Bloom, based in San Jose, CA, has a manufacturing site in Newark. The company will join Heliogen in the venture.
Heliogen has raised $108 million. Investors include Microsoft founder Bill Gates.
As the post notes, the technology addresses the need to store solar energy. California has at times run into the issue of producing more energy than it needs.
Using the combination of solar and hydrogen production, hydrogen could be stored and later used to produce electricity.
Bloom has also partnered with South Korean companies in powering tankers and other massive ships with fuel cells rather than diesel engines.
Success will hinge on the cost of producing hydrogen. Bloom claims its technology is more cost-effective than other options. While long touted as the next big thing, hydrogen technology has struggled with cost issues.

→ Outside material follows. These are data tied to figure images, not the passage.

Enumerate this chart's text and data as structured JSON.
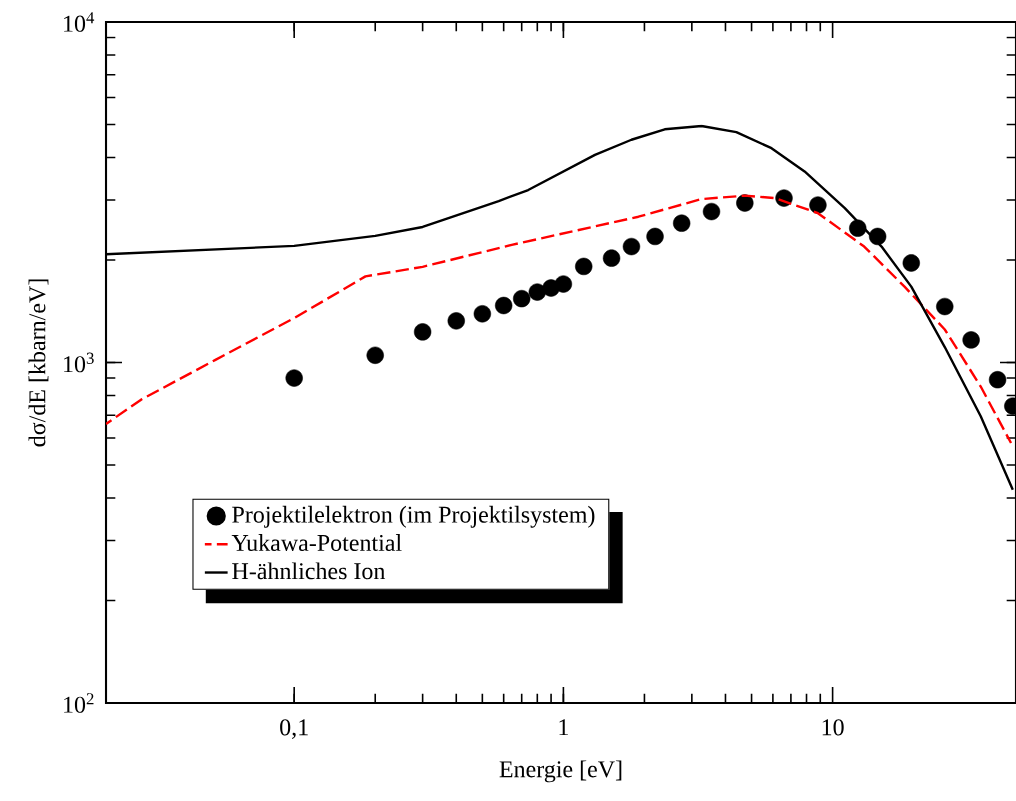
{
  "chart_data": {
    "type": "line",
    "xlabel": "Energie [eV]",
    "ylabel": "dσ/dE [kbarn/eV]",
    "log": "xy",
    "xlim": [
      0.02,
      48
    ],
    "ylim": [
      100,
      10000
    ],
    "xticks": [
      {
        "value": 0.1,
        "label": "0,1"
      },
      1,
      10
    ],
    "yticks": [
      {
        "value": 100,
        "label": "10$^{2}$"
      },
      {
        "value": 1000,
        "label": "10$^{3}$"
      },
      {
        "value": 10000,
        "label": "10$^{4}$"
      }
    ],
    "legend": "bottom left",
    "marker": "circle",
    "series": [
      {
        "name": "Projektilelektron (im Projektilsystem)",
        "type": "scatter",
        "color": "#000000",
        "x": [
          0.1,
          0.2,
          0.3,
          0.4,
          0.5,
          0.6,
          0.7,
          0.8,
          0.9,
          1.0,
          1.19,
          1.51,
          1.79,
          2.19,
          2.75,
          3.55,
          4.72,
          6.6,
          8.82,
          12.4,
          14.7,
          19.6,
          26.1,
          32.7,
          41,
          46.7
        ],
        "values": [
          900,
          1050,
          1230,
          1325,
          1390,
          1470,
          1540,
          1610,
          1655,
          1700,
          1915,
          2025,
          2190,
          2345,
          2565,
          2775,
          2940,
          3040,
          2900,
          2480,
          2345,
          1960,
          1460,
          1165,
          890,
          745
        ]
      },
      {
        "name": "Yukawa-Potential",
        "marker": "none",
        "line_style": "dashed",
        "color": "#ff0000",
        "x": [
          0.02,
          0.027,
          0.051,
          0.1,
          0.184,
          0.3,
          0.643,
          1.9,
          3.26,
          4.72,
          6.1,
          8.82,
          13.1,
          18.5,
          26.1,
          35.5,
          46
        ],
        "values": [
          660,
          778,
          1018,
          1350,
          1790,
          1910,
          2215,
          2680,
          3020,
          3090,
          3040,
          2745,
          2190,
          1670,
          1250,
          850,
          580
        ]
      },
      {
        "name": "H-ähnliches Ion",
        "marker": "none",
        "line_style": "solid",
        "color": "#000000",
        "x": [
          0.02,
          0.1,
          0.2,
          0.3,
          0.575,
          0.74,
          1.31,
          1.79,
          2.38,
          3.26,
          4.39,
          5.93,
          7.87,
          11.1,
          15.2,
          19.6,
          26.1,
          35.5,
          46.7
        ],
        "values": [
          2080,
          2200,
          2355,
          2500,
          2980,
          3210,
          4070,
          4510,
          4840,
          4950,
          4750,
          4260,
          3640,
          2840,
          2190,
          1670,
          1110,
          695,
          423
        ]
      }
    ]
  }
}
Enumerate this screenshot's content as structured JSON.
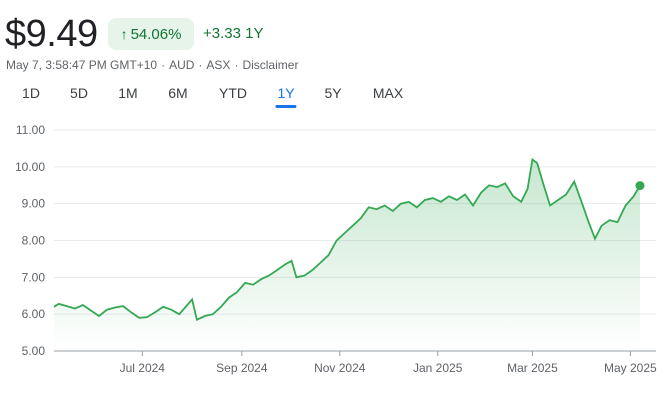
{
  "header": {
    "price": "$9.49",
    "change_pct": "54.06%",
    "change_arrow": "↑",
    "change_abs": "+3.33 1Y",
    "timestamp": "May 7, 3:58:47 PM GMT+10",
    "currency": "AUD",
    "exchange": "ASX",
    "disclaimer": "Disclaimer",
    "separator": "·"
  },
  "tabs": [
    {
      "label": "1D",
      "active": false
    },
    {
      "label": "5D",
      "active": false
    },
    {
      "label": "1M",
      "active": false
    },
    {
      "label": "6M",
      "active": false
    },
    {
      "label": "YTD",
      "active": false
    },
    {
      "label": "1Y",
      "active": true
    },
    {
      "label": "5Y",
      "active": false
    },
    {
      "label": "MAX",
      "active": false
    }
  ],
  "colors": {
    "line": "#34a853",
    "fill_top": "#34a853",
    "positive": "#137333",
    "pill_bg": "#e6f4ea",
    "active_tab": "#1a73e8"
  },
  "chart_data": {
    "type": "area",
    "xlabel": "",
    "ylabel": "",
    "ylim": [
      5.0,
      11.0
    ],
    "ytick_labels": [
      "11.00",
      "10.00",
      "9.00",
      "8.00",
      "7.00",
      "6.00",
      "5.00"
    ],
    "ytick_values": [
      11,
      10,
      9,
      8,
      7,
      6,
      5
    ],
    "xlim": [
      "2024-05-07",
      "2025-05-07"
    ],
    "xtick_labels": [
      "Jul 2024",
      "Sep 2024",
      "Nov 2024",
      "Jan 2025",
      "Mar 2025",
      "May 2025"
    ],
    "xtick_dates": [
      "2024-07-01",
      "2024-09-01",
      "2024-11-01",
      "2025-01-01",
      "2025-03-01",
      "2025-05-01"
    ],
    "grid": true,
    "series": [
      {
        "points": [
          [
            "2024-05-07",
            6.2
          ],
          [
            "2024-05-10",
            6.28
          ],
          [
            "2024-05-15",
            6.22
          ],
          [
            "2024-05-20",
            6.15
          ],
          [
            "2024-05-25",
            6.25
          ],
          [
            "2024-05-30",
            6.1
          ],
          [
            "2024-06-04",
            5.95
          ],
          [
            "2024-06-09",
            6.12
          ],
          [
            "2024-06-14",
            6.18
          ],
          [
            "2024-06-19",
            6.22
          ],
          [
            "2024-06-24",
            6.05
          ],
          [
            "2024-06-29",
            5.9
          ],
          [
            "2024-07-04",
            5.92
          ],
          [
            "2024-07-09",
            6.05
          ],
          [
            "2024-07-14",
            6.2
          ],
          [
            "2024-07-19",
            6.12
          ],
          [
            "2024-07-24",
            6.0
          ],
          [
            "2024-07-29",
            6.25
          ],
          [
            "2024-08-01",
            6.4
          ],
          [
            "2024-08-04",
            5.85
          ],
          [
            "2024-08-09",
            5.95
          ],
          [
            "2024-08-14",
            6.0
          ],
          [
            "2024-08-19",
            6.2
          ],
          [
            "2024-08-24",
            6.45
          ],
          [
            "2024-08-29",
            6.6
          ],
          [
            "2024-09-03",
            6.85
          ],
          [
            "2024-09-08",
            6.8
          ],
          [
            "2024-09-13",
            6.95
          ],
          [
            "2024-09-18",
            7.05
          ],
          [
            "2024-09-23",
            7.2
          ],
          [
            "2024-09-28",
            7.35
          ],
          [
            "2024-10-02",
            7.45
          ],
          [
            "2024-10-05",
            7.0
          ],
          [
            "2024-10-10",
            7.05
          ],
          [
            "2024-10-15",
            7.2
          ],
          [
            "2024-10-20",
            7.4
          ],
          [
            "2024-10-25",
            7.6
          ],
          [
            "2024-10-30",
            8.0
          ],
          [
            "2024-11-04",
            8.2
          ],
          [
            "2024-11-09",
            8.4
          ],
          [
            "2024-11-14",
            8.6
          ],
          [
            "2024-11-19",
            8.9
          ],
          [
            "2024-11-24",
            8.85
          ],
          [
            "2024-11-29",
            8.95
          ],
          [
            "2024-12-04",
            8.8
          ],
          [
            "2024-12-09",
            9.0
          ],
          [
            "2024-12-14",
            9.05
          ],
          [
            "2024-12-19",
            8.9
          ],
          [
            "2024-12-24",
            9.1
          ],
          [
            "2024-12-29",
            9.15
          ],
          [
            "2025-01-03",
            9.05
          ],
          [
            "2025-01-08",
            9.2
          ],
          [
            "2025-01-13",
            9.1
          ],
          [
            "2025-01-18",
            9.25
          ],
          [
            "2025-01-23",
            8.95
          ],
          [
            "2025-01-28",
            9.3
          ],
          [
            "2025-02-02",
            9.5
          ],
          [
            "2025-02-07",
            9.45
          ],
          [
            "2025-02-12",
            9.55
          ],
          [
            "2025-02-17",
            9.2
          ],
          [
            "2025-02-22",
            9.05
          ],
          [
            "2025-02-26",
            9.4
          ],
          [
            "2025-03-01",
            10.2
          ],
          [
            "2025-03-04",
            10.1
          ],
          [
            "2025-03-08",
            9.5
          ],
          [
            "2025-03-12",
            8.95
          ],
          [
            "2025-03-17",
            9.1
          ],
          [
            "2025-03-22",
            9.25
          ],
          [
            "2025-03-27",
            9.6
          ],
          [
            "2025-04-01",
            9.0
          ],
          [
            "2025-04-05",
            8.5
          ],
          [
            "2025-04-09",
            8.05
          ],
          [
            "2025-04-13",
            8.4
          ],
          [
            "2025-04-18",
            8.55
          ],
          [
            "2025-04-23",
            8.5
          ],
          [
            "2025-04-28",
            8.95
          ],
          [
            "2025-05-03",
            9.2
          ],
          [
            "2025-05-07",
            9.49
          ]
        ]
      }
    ]
  }
}
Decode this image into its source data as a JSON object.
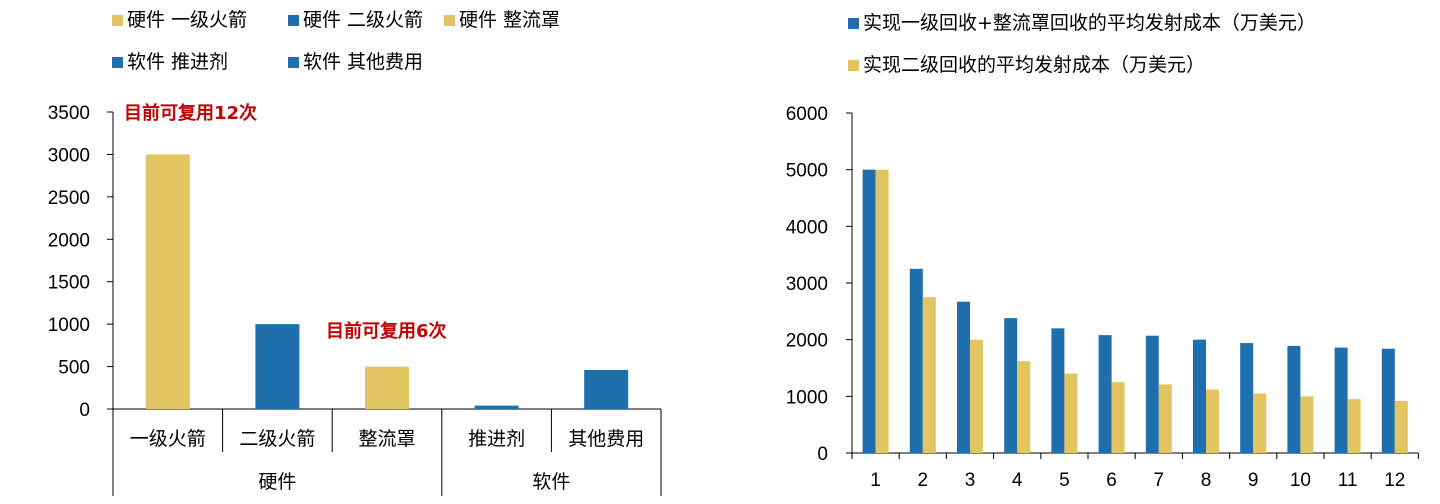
{
  "colors": {
    "gold": "#E2C562",
    "blue": "#1F6FAD",
    "annotation": "#C00000"
  },
  "chart_data": [
    {
      "type": "bar",
      "legend": [
        {
          "label": "硬件 一级火箭",
          "color": "#E2C562"
        },
        {
          "label": "硬件 二级火箭",
          "color": "#1F6FAD"
        },
        {
          "label": "硬件 整流罩",
          "color": "#E2C562"
        },
        {
          "label": "软件 推进剂",
          "color": "#1F6FAD"
        },
        {
          "label": "软件 其他费用",
          "color": "#1F6FAD"
        }
      ],
      "categories": [
        "一级火箭",
        "二级火箭",
        "整流罩",
        "推进剂",
        "其他费用"
      ],
      "groups": [
        {
          "label": "硬件",
          "span": [
            0,
            2
          ]
        },
        {
          "label": "软件",
          "span": [
            3,
            4
          ]
        }
      ],
      "values": [
        3000,
        1000,
        500,
        40,
        460
      ],
      "bar_colors": [
        "#E2C562",
        "#1F6FAD",
        "#E2C562",
        "#1F6FAD",
        "#1F6FAD"
      ],
      "ylim": [
        0,
        3500
      ],
      "yticks": [
        0,
        500,
        1000,
        1500,
        2000,
        2500,
        3000,
        3500
      ],
      "annotations": [
        {
          "text": "目前可复用12次",
          "category": 0
        },
        {
          "text": "目前可复用6次",
          "category": 2
        }
      ]
    },
    {
      "type": "bar",
      "categories": [
        "1",
        "2",
        "3",
        "4",
        "5",
        "6",
        "7",
        "8",
        "9",
        "10",
        "11",
        "12"
      ],
      "series": [
        {
          "name": "实现一级回收+整流罩回收的平均发射成本（万美元）",
          "color": "#1F6FAD",
          "values": [
            5000,
            3250,
            2670,
            2380,
            2200,
            2080,
            2070,
            2000,
            1940,
            1890,
            1860,
            1840
          ]
        },
        {
          "name": "实现二级回收的平均发射成本（万美元）",
          "color": "#E2C562",
          "values": [
            5000,
            2750,
            2000,
            1620,
            1400,
            1250,
            1210,
            1120,
            1050,
            1000,
            950,
            920
          ]
        }
      ],
      "ylim": [
        0,
        6000
      ],
      "yticks": [
        0,
        1000,
        2000,
        3000,
        4000,
        5000,
        6000
      ]
    }
  ]
}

Heliogen’s technology to capture sunlight comes in many shapes and sizes, including towers, dishes, and linear mirrors.
The surfaces capture and concentrate sunlight into steam that can be used to power steam turbines and then cool, condense and recycle the steam for repeat use.
The technology is best suited to the desert Southwest (Arizona, California, and Nevada), a region lacking cloudy days and rain.
Bloom’s technology will also be the subject of research at a national laboratory in Idaho to determine if excess electricity from a nuclear power plant can be used to produce hydrogen.
Hydrogen could comprise up to 18 percent of energy demand by 2050.
Work on the project will take place at Heliogen’s Southern California location.
Bloom investors have been on a roller coaster ride in the past year, with shares rocketing to $42 a share but now trading at $21.
The company’s fuel cell and hydrogen technology can be used in building mini-grids that could be deployed during periods of power outages and hydrogen production.
Bloom has never earned a profit but has cut production costs for its fuel cells assembled in Newark.
Delaware customers of Delmarva Power pay a surcharge for electricity amounting to $4 a month produced from Bloom fuel cells under an agreement approved by the Delaware General Assembly.
The long-term agreement was based on the assumption that electricity prices would increase and make the Bloom price more competitive.
Bloom’s Newark plant has also generated fewer jobs than projected, although higher than expected pay scales have reduced the gap.
Meanwhile, electricity prices have fallen or remained stable as energy conservation and more efficient natural gas, solar, and wind power takes the place of aging coal-fired and in a few cases nuclear plants.
Delaware will lose its last coal-fired plant in Millsboro next year. Owner NRG cited low electricity prices as the reason for the closing.